The building, at McDowell and Scottsdale roads, was approved in 2005 by the city of Scottsdale, which paid $81 million for the structure and land. The agreement said the University would begin to repay the city as soon as it started turning a profit after March 2008, when tenants moved in.
Don Couvillion, who oversees Skysong as the ASU Foundation’s vice president of real estate, said the project was originally conceived to revitalize south Scottsdale, but profits weren’t expected immediately.
“We came in with the city, putting down money to buy land and build infrastructure,” he said. “We always had a long-time goal of paying that money back to the city.”
Scottsdale spokesman Mike Phillips said when the city invested the money in 2005, there was an agreement that it would be paid back.
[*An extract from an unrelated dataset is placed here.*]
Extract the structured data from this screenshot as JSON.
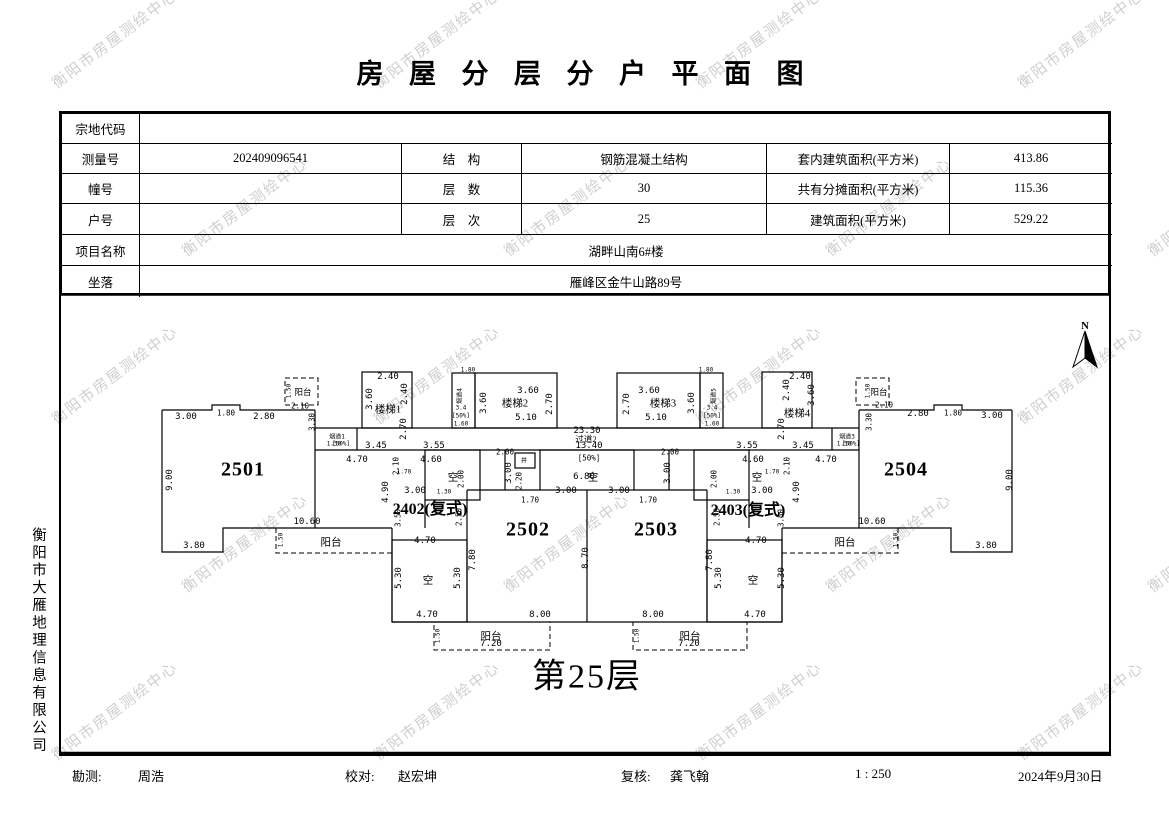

“The vision of the council at that time was that the project would repay that money the city provided through the profits generated offsite over the next 30 or 40 years,” he said.
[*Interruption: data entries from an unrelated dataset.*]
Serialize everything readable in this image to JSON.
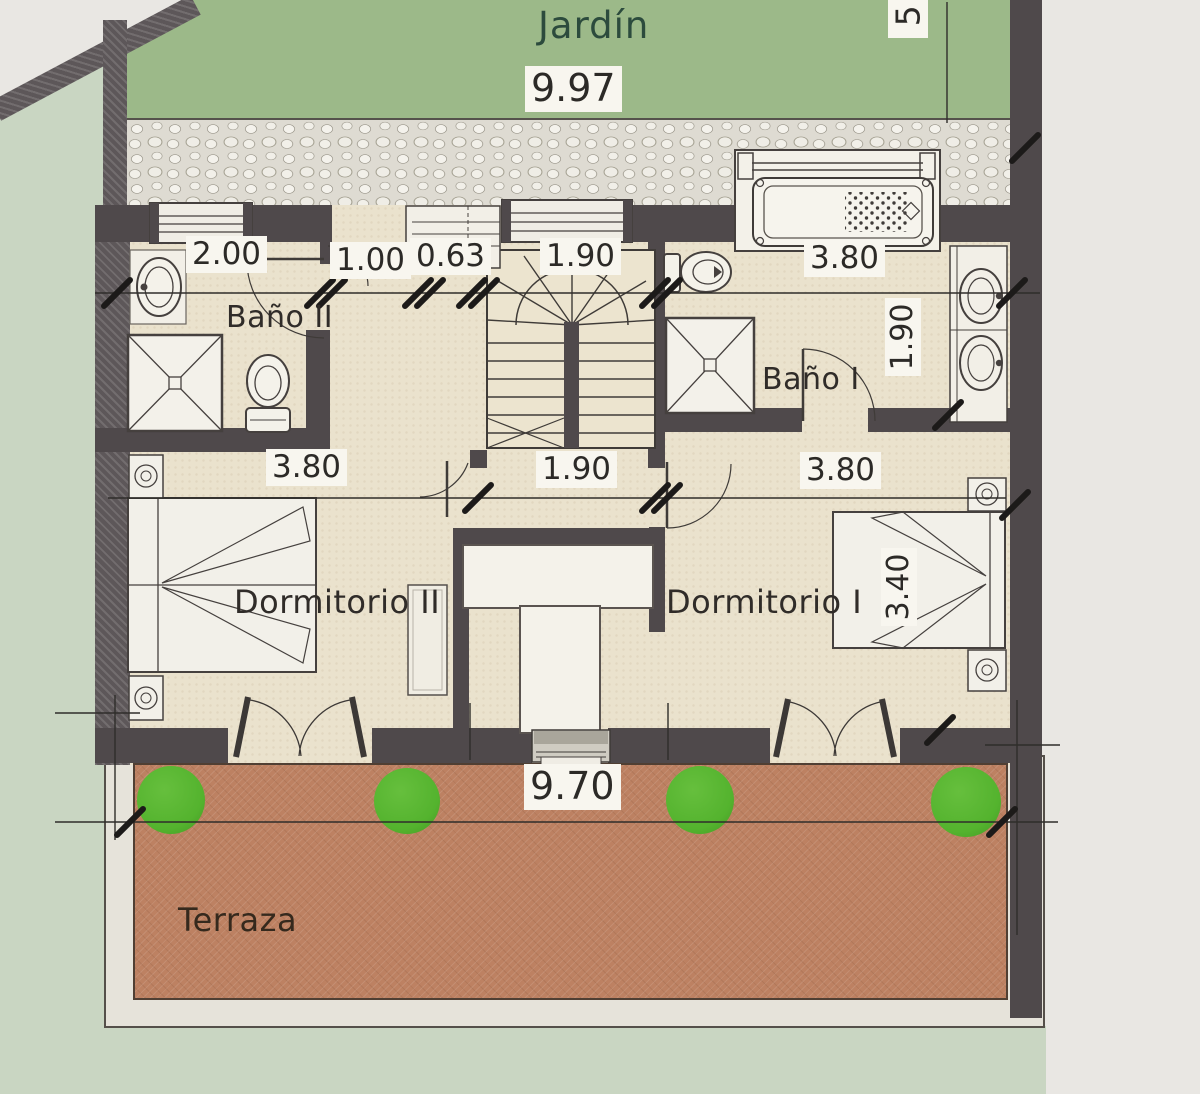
{
  "labels": {
    "garden": "Jardín",
    "bath2": "Baño II",
    "bath1": "Baño I",
    "bedroom2": "Dormitorio II",
    "bedroom1": "Dormitorio I",
    "terrace": "Terraza"
  },
  "dimensions": {
    "garden_width": "9.97",
    "right_partial": "5",
    "bath2_window": "2.00",
    "entry_opening": "1.00",
    "closet": "0.63",
    "stair_window": "1.90",
    "bath1_width": "3.80",
    "bath1_depth": "1.90",
    "bedroom2_width": "3.80",
    "hall_width": "1.90",
    "bedroom1_width": "3.80",
    "bedroom1_depth": "3.40",
    "terrace_width": "9.70"
  },
  "fixtures": [
    "staircase",
    "bathtub",
    "shower",
    "shower",
    "toilet",
    "toilet",
    "washbasin",
    "double-vanity",
    "double-bed",
    "double-bed",
    "nightstand",
    "nightstand",
    "nightstand",
    "nightstand",
    "wardrobe",
    "french-door",
    "french-door",
    "window",
    "window",
    "window",
    "closet",
    "bush",
    "bush",
    "bush",
    "bush"
  ],
  "colors": {
    "paper": "#e9e7e3",
    "plot_green": "#c9d6c2",
    "garden_green": "#9cb989",
    "gravel": "#dedbd2",
    "floor": "#eae2cd",
    "wall": "#4f494b",
    "terrace_floor": "#bd8162",
    "bush": "#54b32e",
    "room_white": "#f2f0e9",
    "chip_bg": "#f8f6ef",
    "ink": "#2c2a27",
    "garden_text": "#2c4b3d"
  }
}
McDowell and Scottsdale roads are a crucial part of the city as an established neighborhood — it was a vision that something could occur there that would be an asset to the city, Phillips said.
One councilman who opposed the building from the start was Bob Littlefield, who said the deal was full of hot air.
“A revitalization of south Scottsdale was supposed to occur,” he said. “But as we predicted, it didn’t.”
The big complaint Littlefield had is that SkySong is costing the city $2.5 million annually.
“Every year the citizens of Scottsdale have to pay that money,” he said. “There’s no guarantee the ASU Foundation will pay a dime.”
This will continue for the next 25 years or so if the center doesn’t make any profit, Littlefield.
“They might [generate revenue], but they might not either,” he said.
Littlefield and former councilman Jim Lane, now the mayor of Scottsdale, were the only two who originally voted against the project in 2004.
Littlefield said the money could have funded education in Scottsdale or its police department.
Couvillion said he and the ASU Foundation never expected a profit until about 10 to 12 years down the road.
“We do with every intention expect to pay the city back,” he said, but the project has to generate profits before it can start repaying Scottsdale.
“Skysong is a good thing for Scottsdale,” Couvillion said. “I think it will prove Bob Littlefield’s impressions are incorrect.”